Wednesday, May 13, 2009

I'm Good at Following Directions

Somewhere back in time, the Grand Idiot Nitmos advised, "If you keep knocking out these easy feeling negative splitters, maybe you ought to kick up the training a notch!? Shouldn't be that easy. Start approaching the puke threshold."

Last night, after the sun had finally sunk into its bed below the treeline, I stepped out my door for a four-miler at attempted 10-K race pace. The puke threshold was my pursuit.

The result was failure and success. I blame the sushi for both.

My four-mile neighborhood loop features a mostly downhill first half and a steady uphill second half, with the dreaded Garman Hill a mile from the endpoint. I set my pace range between my 10-K PR pace of 8:11 per mile and that puke inducing 10-K pace of 8:33. The result was a disappointing 8:55 per mile, despite a hard kick to the finish.

I flew through the first half, but maybe took it too easy for the first few minutes. I seemed to be on pace at my estimated mile markers.

When I encountered the uphill portion, I tried to keep up my pace with light pole intervals. My neighborhood loop finishes with a final road crossing and then a very flat 0.1 mile straightaway, where I attempt to expel the remaining effort left in the tank.

I had the right-of-way with lucky timing of the traffic light, and I burst into my finishing kick as I crossed the intersection. The whole time I'm concentrating on forefoot striking and turnover. I do not relent until I pass the gray utility box near the end of the block, where I reach across my body and press the stop button on my watch.

The effort tightened my lungs and diaphragm and I felt the familiar twinge in my guts. I trotted around the corner until the feeling subsided. The puke threshold was near. I could taste rice, soy sauce and wasabi from my dinner.

I don't usually run after dinner. This is probably why.

13 comments:

Ian said...

Your first mistake was paying attention to anything that Nitmos says.

Aileen said...

Is it safe to eat sushi in Ohio?

Nitmos said...

Now that sounds like a work out designed to build speed!

Also, when I said "approaching the puke threshold" I guess I really meant "crossing the puke threshold." Makes for a more satisfying ending (for us).

Jess said...

I can imagine washabi would have been painful coming back up.

FLATOUT JIM said...

At least your abs got a good workout!!!

BLAAHHHH!!!

tfh said...

I agree with Nitmos. More puke, less foreplay. Nobody likes a tease.

Mike said...

I don't want you to puke.
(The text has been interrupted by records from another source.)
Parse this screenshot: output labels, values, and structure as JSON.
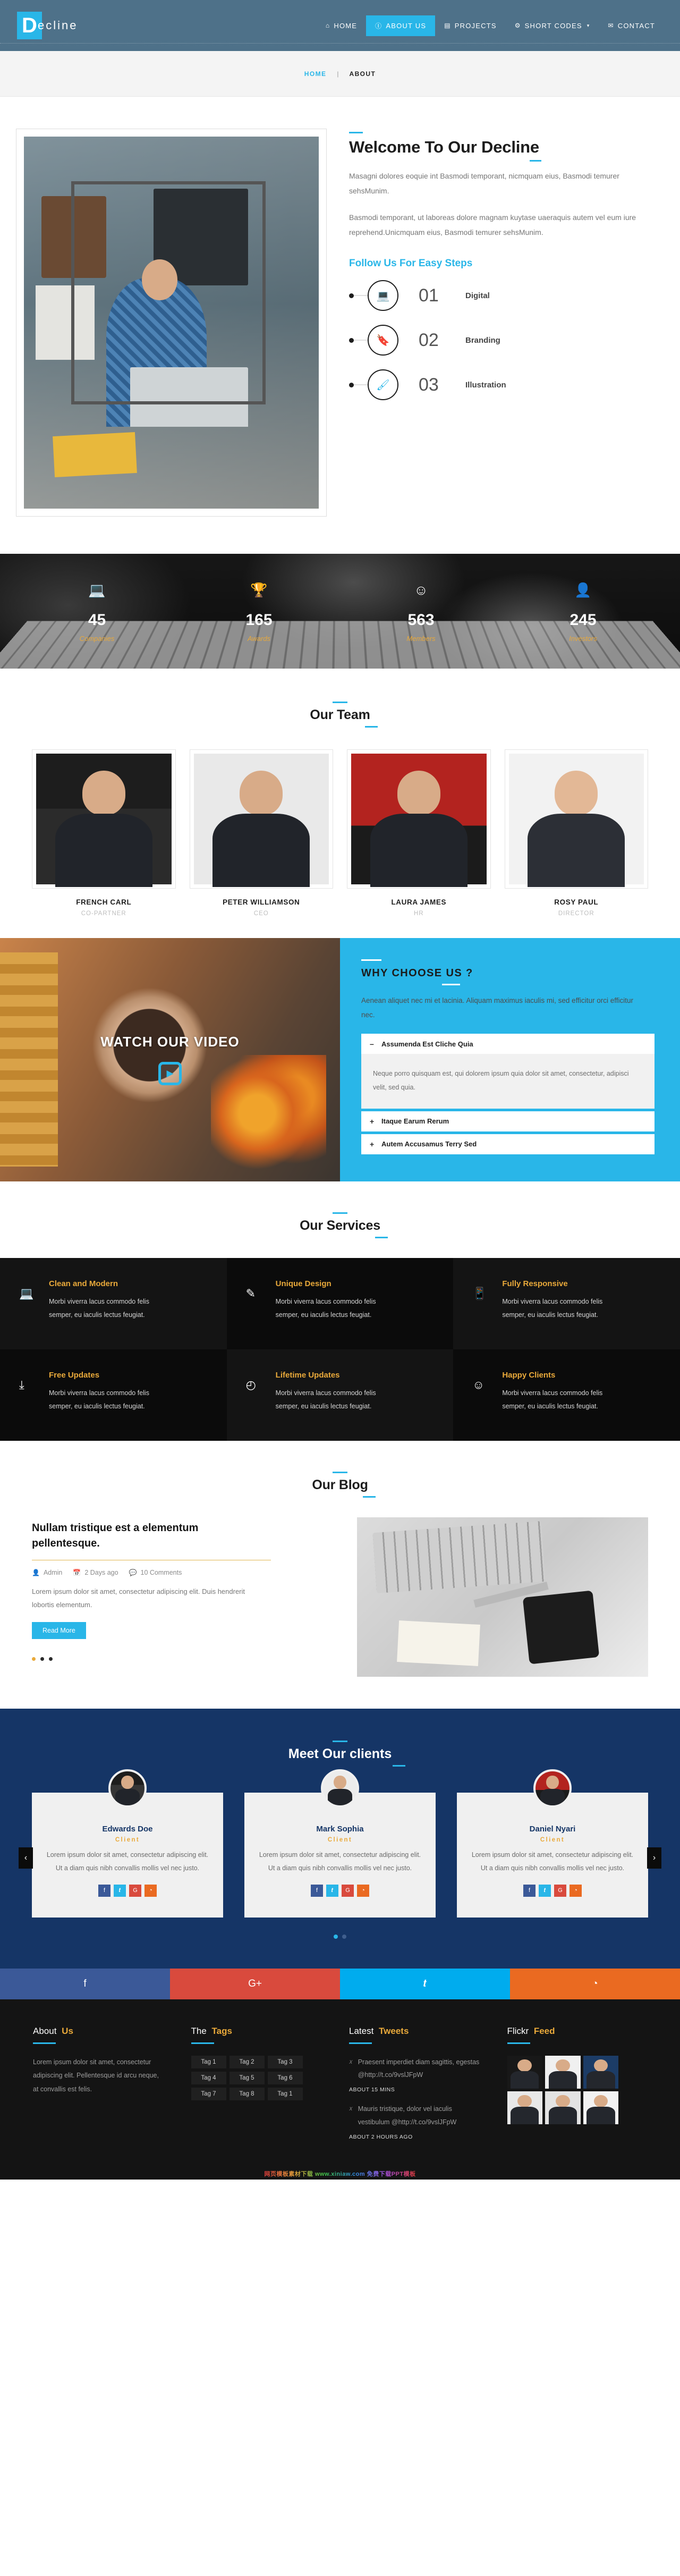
{
  "header": {
    "logo_initial": "D",
    "logo_text": "ecline",
    "nav": [
      {
        "label": "HOME",
        "icon": "home-icon",
        "glyph": "⌂",
        "active": false
      },
      {
        "label": "ABOUT US",
        "icon": "info-icon",
        "glyph": "ⓘ",
        "active": true
      },
      {
        "label": "PROJECTS",
        "icon": "building-icon",
        "glyph": "▤",
        "active": false
      },
      {
        "label": "SHORT CODES",
        "icon": "gear-icon",
        "glyph": "⚙",
        "active": false,
        "caret": "▾"
      },
      {
        "label": "CONTACT",
        "icon": "envelope-icon",
        "glyph": "✉",
        "active": false
      }
    ]
  },
  "breadcrumb": {
    "home": "HOME",
    "separator": "|",
    "current": "ABOUT"
  },
  "welcome": {
    "title": "Welcome To Our Decline",
    "para1": "Masagni dolores eoquie int Basmodi temporant, nicmquam eius, Basmodi temurer sehsMunim.",
    "para2": "Basmodi temporant, ut laboreas dolore magnam kuytase uaeraquis autem vel eum iure reprehend.Unicmquam eius, Basmodi temurer sehsMunim.",
    "follow_title": "Follow Us For Easy Steps",
    "steps": [
      {
        "num": "01",
        "label": "Digital",
        "icon": "laptop-icon",
        "glyph": "💻"
      },
      {
        "num": "02",
        "label": "Branding",
        "icon": "bookmark-icon",
        "glyph": "🔖"
      },
      {
        "num": "03",
        "label": "Illustration",
        "icon": "paintbrush-icon",
        "glyph": "🖌"
      }
    ]
  },
  "counters": [
    {
      "value": "45",
      "label": "Companies",
      "icon": "laptop-icon",
      "glyph": "💻"
    },
    {
      "value": "165",
      "label": "Awards",
      "icon": "trophy-icon",
      "glyph": "🏆"
    },
    {
      "value": "563",
      "label": "Members",
      "icon": "smiley-icon",
      "glyph": "☺"
    },
    {
      "value": "245",
      "label": "Investors",
      "icon": "user-icon",
      "glyph": "👤"
    }
  ],
  "team": {
    "title": "Our Team",
    "members": [
      {
        "name": "FRENCH CARL",
        "role": "CO-PARTNER"
      },
      {
        "name": "PETER WILLIAMSON",
        "role": "CEO"
      },
      {
        "name": "LAURA JAMES",
        "role": "HR"
      },
      {
        "name": "ROSY PAUL",
        "role": "DIRECTOR"
      }
    ]
  },
  "video": {
    "title": "WATCH OUR VIDEO",
    "play_icon": "play-icon",
    "play_glyph": "▶"
  },
  "why_choose": {
    "title": "WHY CHOOSE US ?",
    "para": "Aenean aliquet nec mi et lacinia. Aliquam maximus iaculis mi, sed efficitur orci efficitur nec.",
    "accordion": [
      {
        "sign": "–",
        "title": "Assumenda Est Cliche Quia",
        "open": true,
        "body": "Neque porro quisquam est, qui dolorem ipsum quia dolor sit amet, consectetur, adipisci velit, sed quia."
      },
      {
        "sign": "+",
        "title": "Itaque Earum Rerum",
        "open": false,
        "body": ""
      },
      {
        "sign": "+",
        "title": "Autem Accusamus Terry Sed",
        "open": false,
        "body": ""
      }
    ]
  },
  "services": {
    "title": "Our Services",
    "items": [
      {
        "title": "Clean and Modern",
        "desc": "Morbi viverra lacus commodo felis semper, eu iaculis lectus feugiat.",
        "icon": "laptop-icon",
        "glyph": "💻"
      },
      {
        "title": "Unique Design",
        "desc": "Morbi viverra lacus commodo felis semper, eu iaculis lectus feugiat.",
        "icon": "pencil-icon",
        "glyph": "✎"
      },
      {
        "title": "Fully Responsive",
        "desc": "Morbi viverra lacus commodo felis semper, eu iaculis lectus feugiat.",
        "icon": "mobile-icon",
        "glyph": "📱"
      },
      {
        "title": "Free Updates",
        "desc": "Morbi viverra lacus commodo felis semper, eu iaculis lectus feugiat.",
        "icon": "download-icon",
        "glyph": "⤓"
      },
      {
        "title": "Lifetime Updates",
        "desc": "Morbi viverra lacus commodo felis semper, eu iaculis lectus feugiat.",
        "icon": "clock-icon",
        "glyph": "◴"
      },
      {
        "title": "Happy Clients",
        "desc": "Morbi viverra lacus commodo felis semper, eu iaculis lectus feugiat.",
        "icon": "smiley-icon",
        "glyph": "☺"
      }
    ]
  },
  "blog": {
    "title": "Our Blog",
    "post": {
      "heading": "Nullam tristique est a elementum pellentesque.",
      "author": "Admin",
      "author_icon": "user-icon",
      "date": "2 Days ago",
      "date_icon": "calendar-icon",
      "comments": "10 Comments",
      "comments_icon": "comment-icon",
      "excerpt": "Lorem ipsum dolor sit amet, consectetur adipiscing elit. Duis hendrerit lobortis elementum.",
      "read_more": "Read More"
    }
  },
  "clients": {
    "title": "Meet Our clients",
    "prev_icon": "chevron-left-icon",
    "next_icon": "chevron-right-icon",
    "prev_glyph": "‹",
    "next_glyph": "›",
    "items": [
      {
        "name": "Edwards Doe",
        "role": "Client",
        "text": "Lorem ipsum dolor sit amet, consectetur adipiscing elit. Ut a diam quis nibh convallis mollis vel nec justo."
      },
      {
        "name": "Mark Sophia",
        "role": "Client",
        "text": "Lorem ipsum dolor sit amet, consectetur adipiscing elit. Ut a diam quis nibh convallis mollis vel nec justo."
      },
      {
        "name": "Daniel Nyari",
        "role": "Client",
        "text": "Lorem ipsum dolor sit amet, consectetur adipiscing elit. Ut a diam quis nibh convallis mollis vel nec justo."
      }
    ],
    "card_socials": [
      {
        "name": "facebook-icon",
        "glyph": "f"
      },
      {
        "name": "twitter-icon",
        "glyph": "𝒕"
      },
      {
        "name": "google-plus-icon",
        "glyph": "G"
      },
      {
        "name": "rss-icon",
        "glyph": "◔"
      }
    ]
  },
  "social_bar": [
    {
      "name": "facebook-icon",
      "glyph": "f",
      "color": "#3b5998"
    },
    {
      "name": "google-plus-icon",
      "glyph": "G+",
      "color": "#d94a3d"
    },
    {
      "name": "twitter-icon",
      "glyph": "𝒕",
      "color": "#00acee"
    },
    {
      "name": "rss-icon",
      "glyph": "◔",
      "color": "#ea6a21"
    }
  ],
  "footer": {
    "about": {
      "title_1": "About",
      "title_2": "Us",
      "text": "Lorem ipsum dolor sit amet, consectetur adipiscing elit. Pellentesque id arcu neque, at convallis est felis."
    },
    "tags": {
      "title_1": "The",
      "title_2": "Tags",
      "items": [
        "Tag 1",
        "Tag 2",
        "Tag 3",
        "Tag 4",
        "Tag 5",
        "Tag 6",
        "Tag 7",
        "Tag 8",
        "Tag 1"
      ]
    },
    "tweets": {
      "title_1": "Latest",
      "title_2": "Tweets",
      "items": [
        {
          "text": "Praesent imperdiet diam sagittis, egestas @http://t.co/9vslJFpW",
          "time": "ABOUT 15 MINS"
        },
        {
          "text": "Mauris tristique, dolor vel iaculis vestibulum @http://t.co/9vslJFpW",
          "time": "ABOUT 2 HOURS AGO"
        }
      ]
    },
    "flickr": {
      "title_1": "Flickr",
      "title_2": "Feed",
      "count": 6
    }
  },
  "watermark": "网页模板素材下载 www.xiniaw.com 免费下载PPT模板"
}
But if you break an ankle I'll send you a get-well card.

Spike said...

soulds like some dry-heaving to me; so you made it to the puke threshold (Yeah)!

joyRuN said...

Sounds like the fish was fresh if you didn't taste THAT about to come back up.

S said...

Blech. And I tought burping up cucumbers the entire time on my 4 mile run sucked. That sounds much more unpleasant.

Unknown said...

What a build up to no climax. I was so waiting for the sushi up-chuck.

Jess said...

In the summer, it's always a tough call on when to eat dinner, but trust me (someone who has indeed thrown up sushi), rice hurts to barf.

Funnyrunner said...

lol. Matt Fitzgerald, author of a plethora of running books, is an advocate of doing a "puke threshhold" run at the end of every stage (4 stages) in his training plans. Okay, well, he doesn't call it the puke threshhold, but that's what he means.

I know what you mean about the sushi thing... I ran last night 2 hours after dinner... you do get used to it, though.